Folha de S. Paulo
O feminicídio é problema antigo, mas dele se
falava pouco, fossem as vítimas ou as autoridades
O choque atual parece ter a ver com o fim de
outra forma de violência, o silêncio
Epidemia (do grego "epi-demos") significa literalmente aquilo que incide de forma direta, sem mediações, sobre o povo. Por isso nomeia surtos inesperados de doenças infecciosas em várias regiões. Endemia, por outro lado, é a manifestação desse fenômeno de modo estável. Choque e perplexidade têm levado frações de público a falar de uma "epidemia" de feminicídios e violências contra as mulheres, talvez devido ao aumento extraordinário de casos, mas esse é um mal culturalmente endêmico. Sempre existiu como uma recorrência em graus variáveis, a depender da região.

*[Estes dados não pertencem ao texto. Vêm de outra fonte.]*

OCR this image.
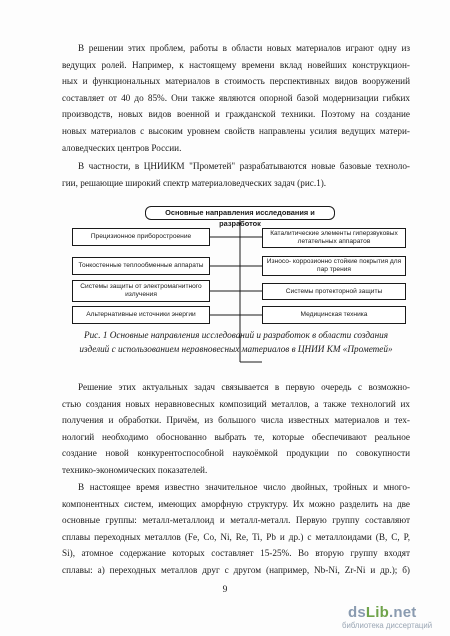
В решении этих проблем, работы в области новых материалов играют одну из
ведущих ролей. Например, к настоящему времени вклад новейших конструкцион-
ных и функциональных материалов в стоимость перспективных видов вооружений
составляет от 40 до 85%. Они также являются опорной базой модернизации гибких
производств, новых видов военной и гражданской техники. Поэтому на создание
новых материалов с высоким уровнем свойств направлены усилия ведущих матери-
аловедческих центров России.
В частности, в ЦНИИКМ "Прометей" разрабатываются новые базовые техноло-
гии, решающие широкий спектр материаловедческих задач (рис.1).
Основные направления исследования и разработок
Прецизионное приборостроение
Тонкостенные теплообменные аппараты
Системы защиты от электромагнитного излучения
Альтернативные источники энергии
Каталитические элементы гиперзвуковых летательных аппаратов
Износо- коррозионно стойкие покрытия для пар трения
Системы протекторной защиты
Медицинская техника
Рис. 1 Основные направления исследований и разработок в области создания
изделий с использованием неравновесных материалов в ЦНИИ КМ «Прометей»
Решение этих актуальных задач связывается в первую очередь с возможно-
стью создания новых неравновесных композиций металлов, а также технологий их
получения и обработки. Причём, из большого числа известных материалов и тех-
нологий необходимо обоснованно выбрать те, которые обеспечивают реальное
создание новой конкурентоспособной наукоёмкой продукции по совокупности
технико-экономических показателей.
В настоящее время известно значительное число двойных, тройных и много-
компонентных систем, имеющих аморфную структуру. Их можно разделить на две
основные группы: металл-металлоид и металл-металл. Первую группу составляют
сплавы переходных металлов (Fe, Co, Ni, Re, Ti, Pb и др.) с металлоидами (B, C, P,
Si), атомное содержание которых составляет 15-25%. Во вторую группу входят
сплавы: а) переходных металлов друг с другом (например, Nb-Ni, Zr-Ni и др.); б)
9
dsLib.net
библиотека диссертаций
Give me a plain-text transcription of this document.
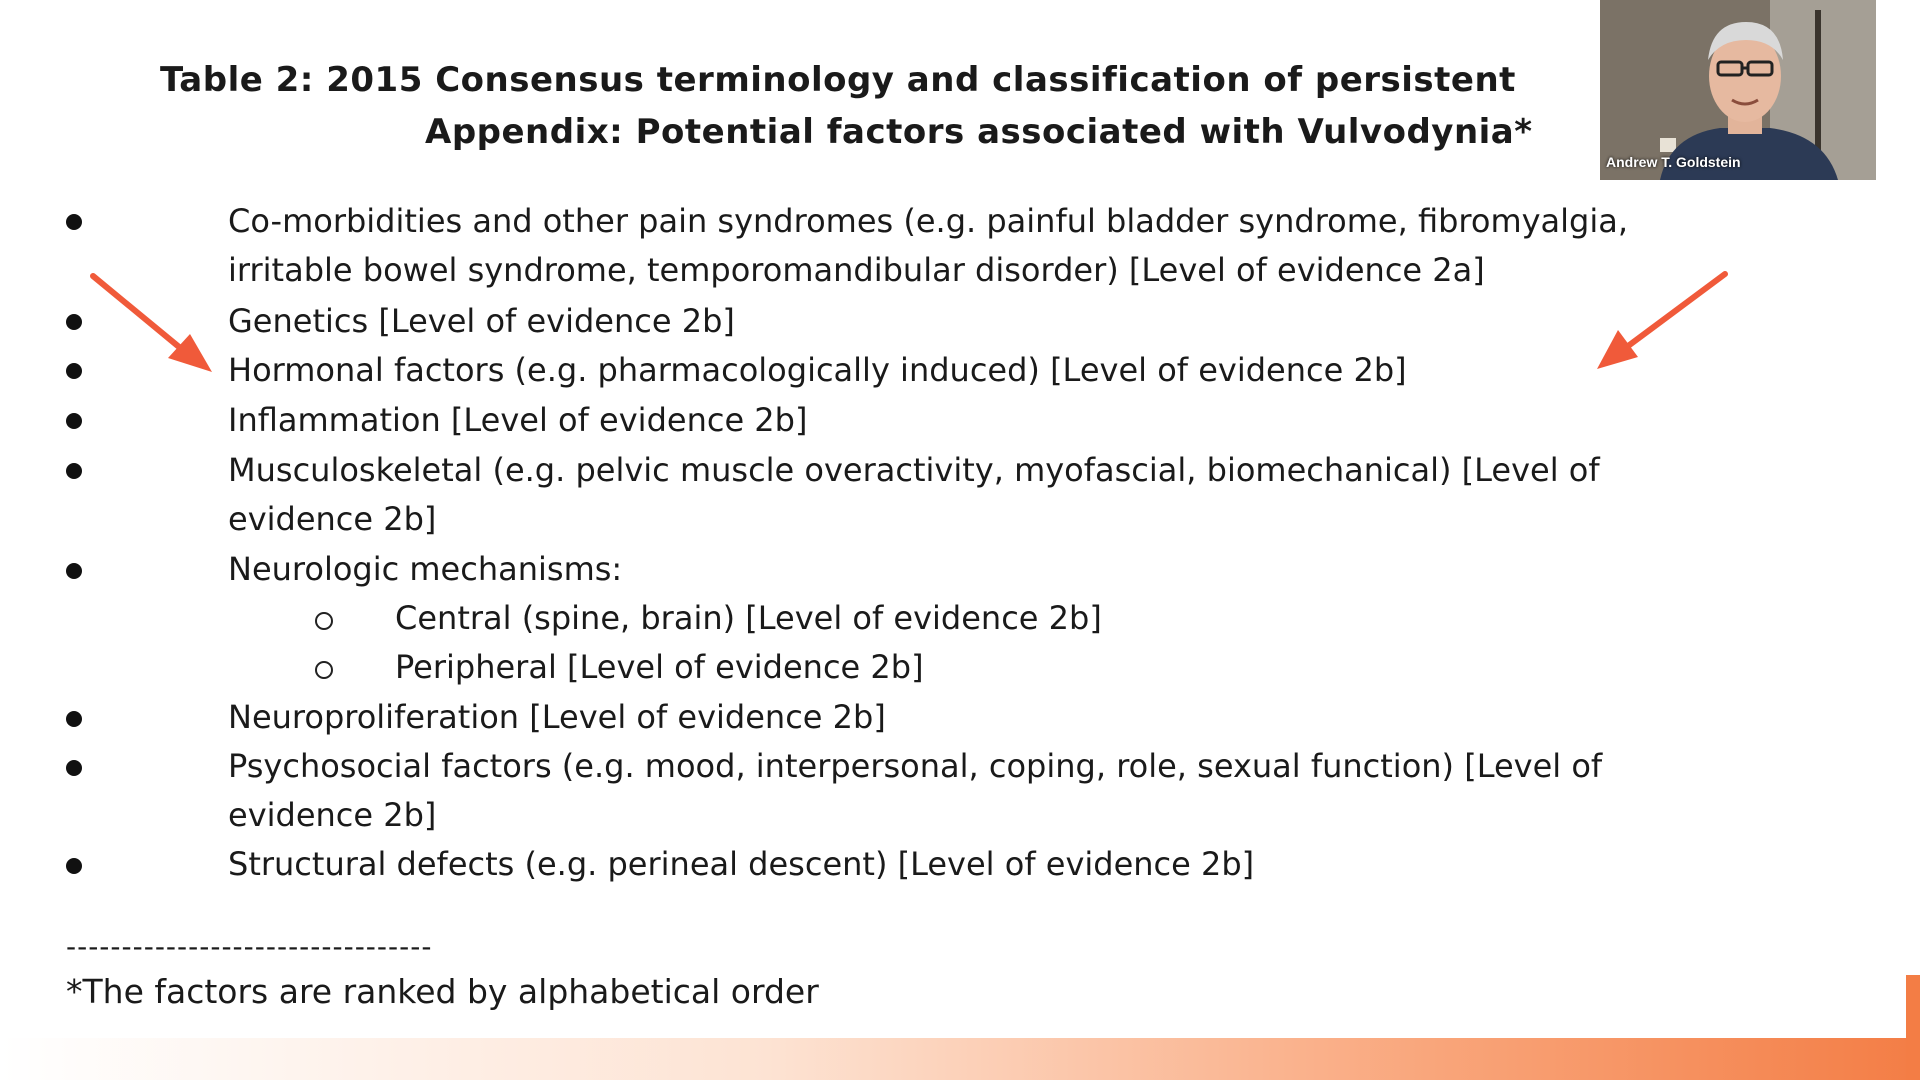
Table 2: 2015 Consensus terminology and classification of persistent
Appendix: Potential factors associated with Vulvodynia*
Co-morbidities and other pain syndromes (e.g. painful bladder syndrome, fibromyalgia,
irritable bowel syndrome, temporomandibular disorder) [Level of evidence 2a]
Genetics [Level of evidence 2b]
Hormonal factors (e.g. pharmacologically induced) [Level of evidence 2b]
Inflammation [Level of evidence 2b]
Musculoskeletal (e.g. pelvic muscle overactivity, myofascial, biomechanical) [Level of
evidence 2b]
Neurologic mechanisms:
Central (spine, brain) [Level of evidence 2b]
Peripheral [Level of evidence 2b]
Neuroproliferation [Level of evidence 2b]
Psychosocial factors (e.g. mood, interpersonal, coping, role, sexual function) [Level of
evidence 2b]
Structural defects (e.g. perineal descent) [Level of evidence 2b]
---------------------------------
*The factors are ranked by alphabetical order
Andrew T. Goldstein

O choque atual parece ter a ver com o fim de
outra forma de violência,
o silêncio. O problema é antigo, mas dele se falava pouco, fossem as vítimas ou
as autoridades. É possível que fosse menor a avaliação estatística das
ocorrências, porque a mulher se expressava menos, tanto no espaço público
quanto no privado, e, quando podia fazê-lo, sua voz sujeitava-se a restrições e
interrupções pela masculina. Isso não acabou, mas se enfraqueceu. Leis e
movimentos feministas, como o Me Too, ajudaram as mulheres a tomar consciência de que a
violência simbólica do silêncio produz cumplicidade.

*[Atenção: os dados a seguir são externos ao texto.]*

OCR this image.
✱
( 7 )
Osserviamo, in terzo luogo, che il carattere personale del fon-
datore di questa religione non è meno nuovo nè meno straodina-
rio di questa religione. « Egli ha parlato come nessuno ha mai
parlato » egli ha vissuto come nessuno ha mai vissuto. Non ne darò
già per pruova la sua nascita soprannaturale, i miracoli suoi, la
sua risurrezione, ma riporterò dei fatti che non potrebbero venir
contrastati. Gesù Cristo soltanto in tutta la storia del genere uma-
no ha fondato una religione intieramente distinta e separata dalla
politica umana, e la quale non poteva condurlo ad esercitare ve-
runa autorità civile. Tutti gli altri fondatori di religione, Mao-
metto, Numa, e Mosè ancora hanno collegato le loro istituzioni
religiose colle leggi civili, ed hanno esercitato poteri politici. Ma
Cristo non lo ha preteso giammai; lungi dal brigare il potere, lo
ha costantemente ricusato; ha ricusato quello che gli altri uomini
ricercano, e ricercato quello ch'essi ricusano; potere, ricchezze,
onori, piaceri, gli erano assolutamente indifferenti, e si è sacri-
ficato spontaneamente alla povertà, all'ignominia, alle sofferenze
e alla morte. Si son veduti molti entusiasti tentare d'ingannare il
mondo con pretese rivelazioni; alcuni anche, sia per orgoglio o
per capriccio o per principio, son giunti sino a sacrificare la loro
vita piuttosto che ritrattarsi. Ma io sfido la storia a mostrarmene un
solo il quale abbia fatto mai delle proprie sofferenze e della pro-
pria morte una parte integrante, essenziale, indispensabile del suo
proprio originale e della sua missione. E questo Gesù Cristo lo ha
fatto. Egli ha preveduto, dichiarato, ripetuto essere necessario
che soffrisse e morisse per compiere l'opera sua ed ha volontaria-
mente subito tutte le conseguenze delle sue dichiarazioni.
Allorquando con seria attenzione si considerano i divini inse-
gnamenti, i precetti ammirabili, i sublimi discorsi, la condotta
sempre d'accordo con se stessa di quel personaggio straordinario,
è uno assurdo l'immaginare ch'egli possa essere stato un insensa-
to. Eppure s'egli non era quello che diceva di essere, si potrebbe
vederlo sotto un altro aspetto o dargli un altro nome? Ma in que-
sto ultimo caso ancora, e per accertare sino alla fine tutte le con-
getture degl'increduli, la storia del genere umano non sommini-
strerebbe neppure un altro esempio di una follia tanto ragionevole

Algo semelhante ocorreu quando os negros, até
então objeto de ciência, começaram a articular posições contra o racismo.
Nos anos 1950, um sociólogo espantava-se que quisessem falar de si, assim como
fariam micróbios ao microscópio de um cientista. O bom objeto não berra. Isso
valeria para indígenas e mulheres. A história revelou outra coisa: a emergência
de intelectuais orgânicos da afrodescendência, dos povos originários e da
condição feminina. Histeria, que a psiquiatria restringia às portadoras de útero (hysterion), é hoje a voz masculina
da mídia (Raquel Paiva, em "Histeria na Mídia").
A violência radica na separação absoluta
entre dois termos complementares de uma equação social: capital/trabalho,
natureza/cultura, homem/mulher etc. O mais abstrato impõe-se como lei estrutural. Na dicotomia masculino/feminino, o
patriarcalismo universaliza a submissão da mulher e faz disso política de Estado, como nas ditaduras islâmicas. Nelas
existe posse, mas não amor às mulheres. Ódio à primeira vista de um fio de
cabelo. Por quê? Por medo mítico, primitivo, da diferença.
Medo é a forma negativa do desejo.
Guardadas proporções e variáveis, o fenômeno
se irradia. Num país de forte tradição espiritual como a Índia, são elevados os
índices de estupros e feminicídios.
No Brasil, há quatro feminicídios por dia, mas aqui a polícia e o Judiciário
vêm sendo compelidos a atuar. E já se instituem laboratórios de discussão do
flagelo.
Visto que nada se pode fazer como prevenção,
os diagnósticos confluem para a adoção de punições mais duras, em geral
ineficazes. O que há mesmo é um enorme trabalho educacional a ser feito desde os
primórdios até a formação superior.
No âmago da questão está o lugar de fala: a
voz autônoma da mulher pode desencadear a fúria narcísica do assassinato ou da
agressão mutilante. A negação
machista da palavra feminina já configura o crime perfeito.